Quest’ultima è l’emanazione svizzera del marchio italiano. E, indirettamente partecipata da Ovs Spa (società quotata alla Borsa di Milano) attraverso la Sempione Retail Sa, a sua volta partecipata da altre entità giuridiche che portano fuori dai confini italiani e svizzeri. Ma questo è il moderno capitalismo finanziario che si cela dietro un dedalo di holding, trust e società di gestione sempre alla ricerca della migliore allocazione possibile, dal punto di vista fiscale, operativo e reddituale. Quando uno di questi elementi viene a mancare o non rende quanto immaginato, si chiude e si lasciano i cocci a chi resta (Stato e assicurazioni sociali, ovvero a tutti noi). Per rimanere al Ticino, un caso analogo di questo capitalismo di rapina (perché così bisogna chiamarlo) lo abbiamo avuto anche con il fallimento della compagnia aerea Darwin, illusa dalle promesse del fondo d’investimento tedesco 4K.
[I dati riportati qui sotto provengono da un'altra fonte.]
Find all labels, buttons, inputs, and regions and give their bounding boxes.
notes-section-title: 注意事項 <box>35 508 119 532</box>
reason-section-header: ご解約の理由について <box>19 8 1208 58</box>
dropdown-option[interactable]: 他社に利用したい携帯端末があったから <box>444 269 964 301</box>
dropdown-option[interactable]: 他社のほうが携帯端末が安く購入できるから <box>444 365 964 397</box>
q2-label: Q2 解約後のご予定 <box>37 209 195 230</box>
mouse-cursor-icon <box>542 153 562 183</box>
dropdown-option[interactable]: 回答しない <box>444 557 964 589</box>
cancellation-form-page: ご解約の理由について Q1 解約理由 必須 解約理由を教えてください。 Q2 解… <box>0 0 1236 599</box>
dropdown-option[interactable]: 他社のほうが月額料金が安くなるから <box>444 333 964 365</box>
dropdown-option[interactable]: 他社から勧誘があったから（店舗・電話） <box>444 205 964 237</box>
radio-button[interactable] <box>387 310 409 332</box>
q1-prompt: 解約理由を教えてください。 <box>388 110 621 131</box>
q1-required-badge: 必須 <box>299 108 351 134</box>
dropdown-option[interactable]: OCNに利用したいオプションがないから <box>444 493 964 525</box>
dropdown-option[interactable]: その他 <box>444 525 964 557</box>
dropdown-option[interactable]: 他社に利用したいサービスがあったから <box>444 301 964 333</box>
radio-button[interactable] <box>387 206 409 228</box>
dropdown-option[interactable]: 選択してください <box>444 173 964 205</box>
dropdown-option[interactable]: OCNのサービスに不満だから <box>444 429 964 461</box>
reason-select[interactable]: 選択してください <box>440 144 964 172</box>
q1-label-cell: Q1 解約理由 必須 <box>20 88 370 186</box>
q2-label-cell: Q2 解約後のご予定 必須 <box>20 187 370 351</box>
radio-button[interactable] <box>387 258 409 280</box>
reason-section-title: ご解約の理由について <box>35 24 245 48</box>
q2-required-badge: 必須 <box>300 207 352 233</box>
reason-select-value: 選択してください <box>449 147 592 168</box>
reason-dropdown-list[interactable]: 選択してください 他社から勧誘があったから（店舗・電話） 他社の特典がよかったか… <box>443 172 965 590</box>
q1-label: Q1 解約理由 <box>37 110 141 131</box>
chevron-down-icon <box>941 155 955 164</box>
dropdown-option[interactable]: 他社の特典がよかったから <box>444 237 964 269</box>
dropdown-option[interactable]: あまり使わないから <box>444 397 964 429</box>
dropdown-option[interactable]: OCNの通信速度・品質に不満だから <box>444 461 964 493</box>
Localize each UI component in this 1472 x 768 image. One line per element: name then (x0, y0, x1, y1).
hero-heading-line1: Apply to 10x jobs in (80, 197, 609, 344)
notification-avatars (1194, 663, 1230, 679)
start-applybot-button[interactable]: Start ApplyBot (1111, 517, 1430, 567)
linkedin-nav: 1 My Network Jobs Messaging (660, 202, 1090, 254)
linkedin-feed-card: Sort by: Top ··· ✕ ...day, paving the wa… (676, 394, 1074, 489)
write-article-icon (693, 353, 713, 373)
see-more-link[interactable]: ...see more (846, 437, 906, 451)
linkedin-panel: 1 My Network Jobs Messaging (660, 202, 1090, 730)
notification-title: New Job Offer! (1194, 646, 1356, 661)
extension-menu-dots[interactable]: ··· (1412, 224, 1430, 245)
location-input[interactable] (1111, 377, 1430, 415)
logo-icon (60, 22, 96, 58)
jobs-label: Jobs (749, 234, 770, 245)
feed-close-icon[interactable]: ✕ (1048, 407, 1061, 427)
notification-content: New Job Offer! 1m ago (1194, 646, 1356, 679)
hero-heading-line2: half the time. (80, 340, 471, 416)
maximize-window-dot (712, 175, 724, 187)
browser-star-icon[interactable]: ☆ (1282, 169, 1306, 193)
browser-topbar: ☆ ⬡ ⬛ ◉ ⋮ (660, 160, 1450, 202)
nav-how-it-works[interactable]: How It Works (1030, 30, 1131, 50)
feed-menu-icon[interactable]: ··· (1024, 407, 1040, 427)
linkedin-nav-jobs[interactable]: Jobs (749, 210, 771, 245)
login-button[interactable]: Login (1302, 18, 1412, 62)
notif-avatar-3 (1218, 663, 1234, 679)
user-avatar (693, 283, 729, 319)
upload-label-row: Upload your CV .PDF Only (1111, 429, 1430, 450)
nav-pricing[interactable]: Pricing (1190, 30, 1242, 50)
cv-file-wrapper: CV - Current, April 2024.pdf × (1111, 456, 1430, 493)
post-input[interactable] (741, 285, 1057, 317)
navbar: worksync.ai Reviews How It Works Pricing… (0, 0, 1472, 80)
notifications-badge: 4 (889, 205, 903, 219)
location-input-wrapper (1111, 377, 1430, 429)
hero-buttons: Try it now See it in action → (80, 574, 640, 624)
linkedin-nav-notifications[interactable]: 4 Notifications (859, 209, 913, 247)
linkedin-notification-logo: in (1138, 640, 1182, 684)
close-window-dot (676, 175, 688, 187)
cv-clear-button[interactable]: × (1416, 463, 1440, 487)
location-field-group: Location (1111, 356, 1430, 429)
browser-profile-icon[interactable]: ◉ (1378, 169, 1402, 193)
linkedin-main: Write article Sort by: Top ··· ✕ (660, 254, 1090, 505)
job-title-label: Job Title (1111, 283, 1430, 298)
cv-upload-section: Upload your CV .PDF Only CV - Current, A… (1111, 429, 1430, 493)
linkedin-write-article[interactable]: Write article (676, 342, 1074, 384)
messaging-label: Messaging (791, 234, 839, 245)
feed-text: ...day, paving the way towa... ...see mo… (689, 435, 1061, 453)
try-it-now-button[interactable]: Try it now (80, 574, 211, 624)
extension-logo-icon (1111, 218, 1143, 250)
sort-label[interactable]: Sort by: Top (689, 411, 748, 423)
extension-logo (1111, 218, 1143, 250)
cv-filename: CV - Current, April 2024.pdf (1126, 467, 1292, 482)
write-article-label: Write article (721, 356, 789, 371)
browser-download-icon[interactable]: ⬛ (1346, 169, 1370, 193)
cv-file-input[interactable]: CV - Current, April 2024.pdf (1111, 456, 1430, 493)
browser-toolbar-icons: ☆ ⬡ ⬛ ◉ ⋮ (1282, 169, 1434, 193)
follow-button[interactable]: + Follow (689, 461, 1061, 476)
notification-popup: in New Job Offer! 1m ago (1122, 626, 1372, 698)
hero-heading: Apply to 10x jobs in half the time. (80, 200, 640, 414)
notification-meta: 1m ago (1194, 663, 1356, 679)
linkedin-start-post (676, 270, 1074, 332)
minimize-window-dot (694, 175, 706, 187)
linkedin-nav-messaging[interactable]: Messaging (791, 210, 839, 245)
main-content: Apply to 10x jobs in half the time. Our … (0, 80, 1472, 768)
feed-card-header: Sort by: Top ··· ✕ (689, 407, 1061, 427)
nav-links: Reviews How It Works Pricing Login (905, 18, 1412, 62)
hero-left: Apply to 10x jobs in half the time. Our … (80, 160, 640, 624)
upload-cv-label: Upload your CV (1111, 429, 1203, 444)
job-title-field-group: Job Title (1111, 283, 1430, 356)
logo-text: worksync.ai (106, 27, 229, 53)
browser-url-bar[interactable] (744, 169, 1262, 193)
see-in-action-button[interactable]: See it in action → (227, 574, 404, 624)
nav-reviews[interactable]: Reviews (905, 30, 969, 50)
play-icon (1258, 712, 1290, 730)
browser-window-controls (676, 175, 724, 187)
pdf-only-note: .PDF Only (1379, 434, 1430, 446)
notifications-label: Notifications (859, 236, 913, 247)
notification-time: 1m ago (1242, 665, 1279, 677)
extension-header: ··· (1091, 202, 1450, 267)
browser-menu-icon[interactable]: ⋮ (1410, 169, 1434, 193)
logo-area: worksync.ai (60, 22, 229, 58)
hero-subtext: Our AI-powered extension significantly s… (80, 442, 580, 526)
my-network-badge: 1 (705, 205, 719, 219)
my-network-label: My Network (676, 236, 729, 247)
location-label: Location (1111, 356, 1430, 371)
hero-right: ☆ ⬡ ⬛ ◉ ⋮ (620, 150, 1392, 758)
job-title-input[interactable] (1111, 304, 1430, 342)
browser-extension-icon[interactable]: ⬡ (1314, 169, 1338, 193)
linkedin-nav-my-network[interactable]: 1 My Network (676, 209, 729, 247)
L’avventura svizzera di Ovs, quindi, è stata cancellata repentinamente e deliberatamente con un tratto di penna sulla cartina geografica da parte dei manager quando si sono accorti che l’investimento non avrebbe generato i risultati immaginati. In un periodo storico nel quale il settore del commercio al dettaglio tradizionale vede i margini di guadagno assottigliarsi sempre più a vantaggio delle vendite online, chissà perché i manager di Ovs si sognavano in pochi mesi performance spettacolari dal mercato svizzero, che è uno di quelli in Europa più inclini alle sirene del web. Materia da psicologi o magari da magistrati. Meglio quindi, si sono detti, accantonare – nei bilanci sani di Ovs Spa – circa 54 milioni di euro (una sessantina di milioni di franchi) per perdite su crediti nei confronti di Sempione Fashion e altri 3 milioni di euro per eventuali spese legali. Non un franco però è stato destinato ai circa 1’200 dipendenti in terra elvetica, scaricati come un fardello inutile con nemmeno un “grazie e scusate tanto”. Per i sindacati, uno dei peggiori casi di licenziamenti collettivi nella storia svizzera e un esempio lampante, se ancora ce ne fosse bisogno, di cosa voglia dire socializzare le perdite e privatizzare i profitti.